The Beatles time in India was spent in the holy "Valley of the Saints", the International Academy of Meditation, also called the Chaurasi Kutia ashram, was a 14-acre (57,000 m2) compound. It stood across the River Ganges from Rishikesh, the "yoga capital of the world" and home to many ashrams in the foothills of the Himalayas, 150 feet (46 m) above the river and surrounded by jungle. The Maharishi's facility was built in 1963 with a $100,000 gift from American heiress Doris Duke, on land leased from the Uttar Pradesh Forest Department. The training centre was designed to suit Western habits and was described variously as "luxurious" and "seedy".

Starr later compared the ashram to "a kind of spiritual Butlins" (a low-cost British holiday camp). It was built to accommodate several dozen people and each of its stone bungalows contained five rooms. Each was equipped with electric heaters, running water, toilets, and English-style furniture. According to DeHerrera, the Maharishi obtained many "special items" from a nearby village so that the Beatles rooms would have mirrors, wall-to-wall carpeting, wall coverings, "foam mattresses" and bedspreads. She wrote that "by the standard of the other" bungalows, the Beatles' cottages "looked like a palace".
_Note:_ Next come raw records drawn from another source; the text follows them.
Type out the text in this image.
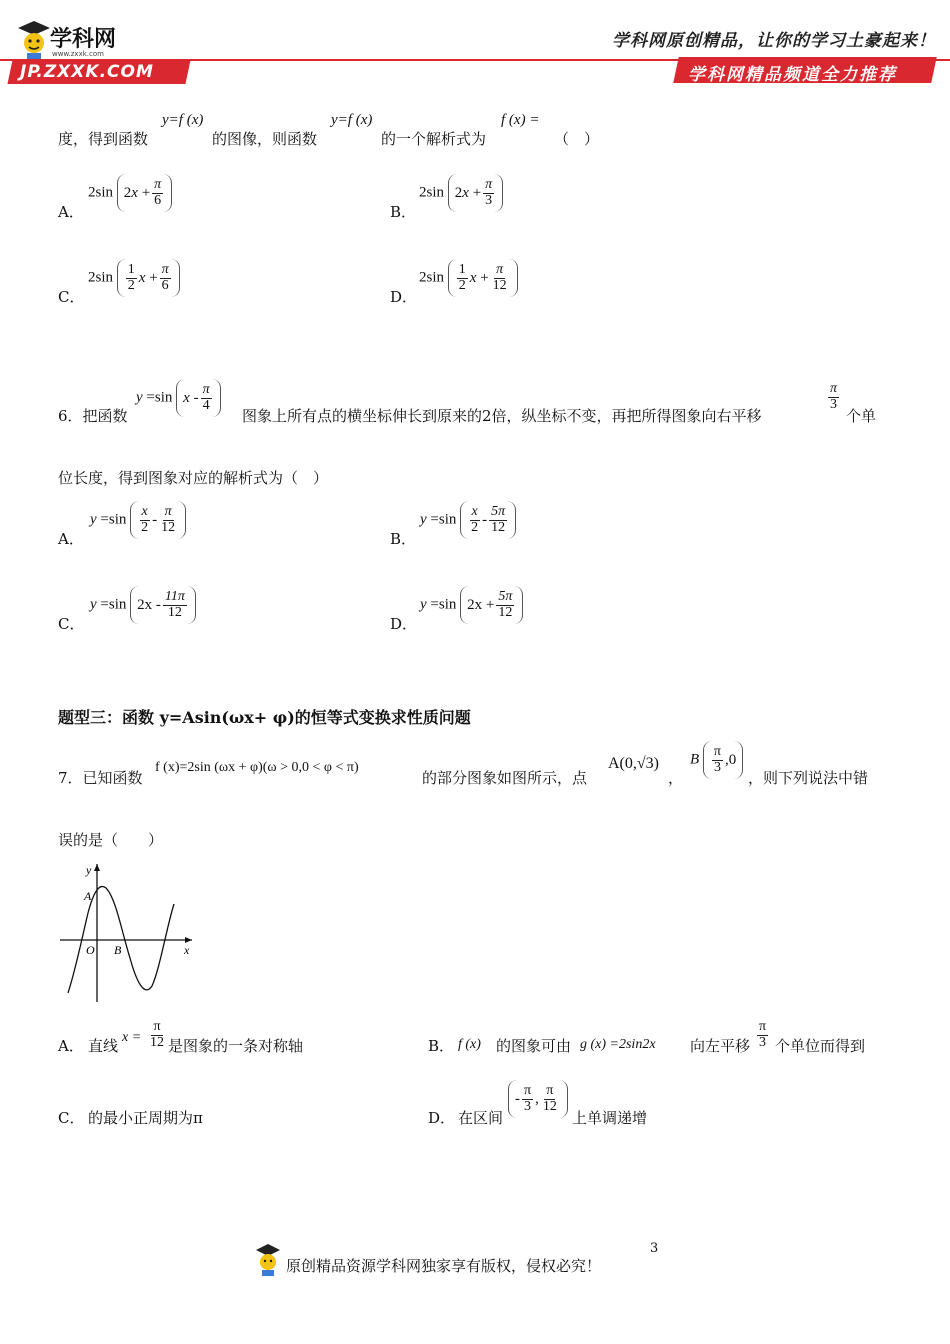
学科网
www.zxxk.com
JP.ZXXK.COM
学科网原创精品，让你的学习土豪起来！
学科网精品频道全力推荐
度，得到函数
y=f (x)
的图像，则函数
y=f (x)
的一个解析式为
f (x) =
（　）
A．
2sin $2x + \frac{\pi}{6}$
B．
2sin $2x + \frac{\pi}{3}$
C．
$2\sin \frac{1}{2}$ $x + \frac{\pi}{6}$
D．
$2\sin \frac{1}{2}$ $x + \frac{\pi}{12}$
6．把函数
y =sin x - $\frac{\pi}{4}$
图象上所有点的横坐标伸长到原来的2倍，纵坐标不变，再把所得图象向右平移
$\frac{\pi}{3}$
个单
位长度，得到图象对应的解析式为（　）
A．
$y =\sin \frac{x}{2} - \frac{\pi}{12}$
B．
$y =\sin \frac{x}{2} - \frac{5\pi}{12}$
C．
y =sin $2x - \frac{11\pi}{12}$
D．
y =sin $2x + \frac{5\pi}{12}$
题型三：函数 y=Asin(ωx+ φ)的恒等式变换求性质问题
7．已知函数
f (x)=2sin (ωx + φ)(ω > 0,0 < φ < π)
的部分图象如图所示，点
A(0,√3)
，
B $\frac{\pi}{3} ,0$
，则下列说法中错
误的是（　　）
y
A
O B	x
A． 直线 $x = \frac{\pi}{12}$ 是图象的一条对称轴	B． f (x) 的图象可由 g (x) =2sin2x 向左平移 $\frac{\pi}{3}$ 个单位而得到
C． 的最小正周期为π	D． 在区间
- $\frac{\pi}{3}$ , $\frac{\pi}{12}$
上单调递增
3
原创精品资源学科网独家享有版权，侵权必究！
The Maharishi had arranged a simple lifestyle for his guests, which included stone cottages and vegetarian meals taken outdoors in a communal setting. The days were devoted to meditating and attending lectures by the Maharishi, who spoke from a flower-bedecked platform in an auditorium. The Maharishi also gave private lessons to the individual Beatles, nominally due to their late arrival. The tranquil environment provided by the Maharishi – complete with meditation, relaxation, and away from the media throng – helped the band to relax. Harrison told Saltzman, "Like, we're The Beatles after all, aren't we? We have all the money you could ever dream of. We have all the fame you could ever wish for. But, it isn't love. It isn't health. It isn't peace inside, is it?" Lennon was respectful of the Maharishi but not in awe of him. At their first meeting Donovan remembers that the Maharishi was "amiable but non-talkative", and during an awkward silence Lennon walked across the room and patted the Maharishi on the head, saying, "There's a good little guru" while the room erupted in laughter. Maharishi cancelled the formal lectures for a time and told students to meditate for as long as possible. One student meditated for 42 straight hours, and Pattie Boyd once meditated for seven hours. Boyd's sister Jenny meditated for long periods as well, but also suffered from dysentery (misdiagnosed as tonsilitis); she said Lennon also felt unwell, suffering from jet lag and insomnia. The lengthy meditation sessions left many students moody and oversensitive. Like the 60 other students at the ashram, the Beatles adopted native dress and the ashram had a tailor on the premises to make clothes for the students. The Beatles shopped in Rishikesh and the women bought saris for themselves and to be made into shirts and jackets for the men, which affected Western fashion when the Beatles wore them after going home.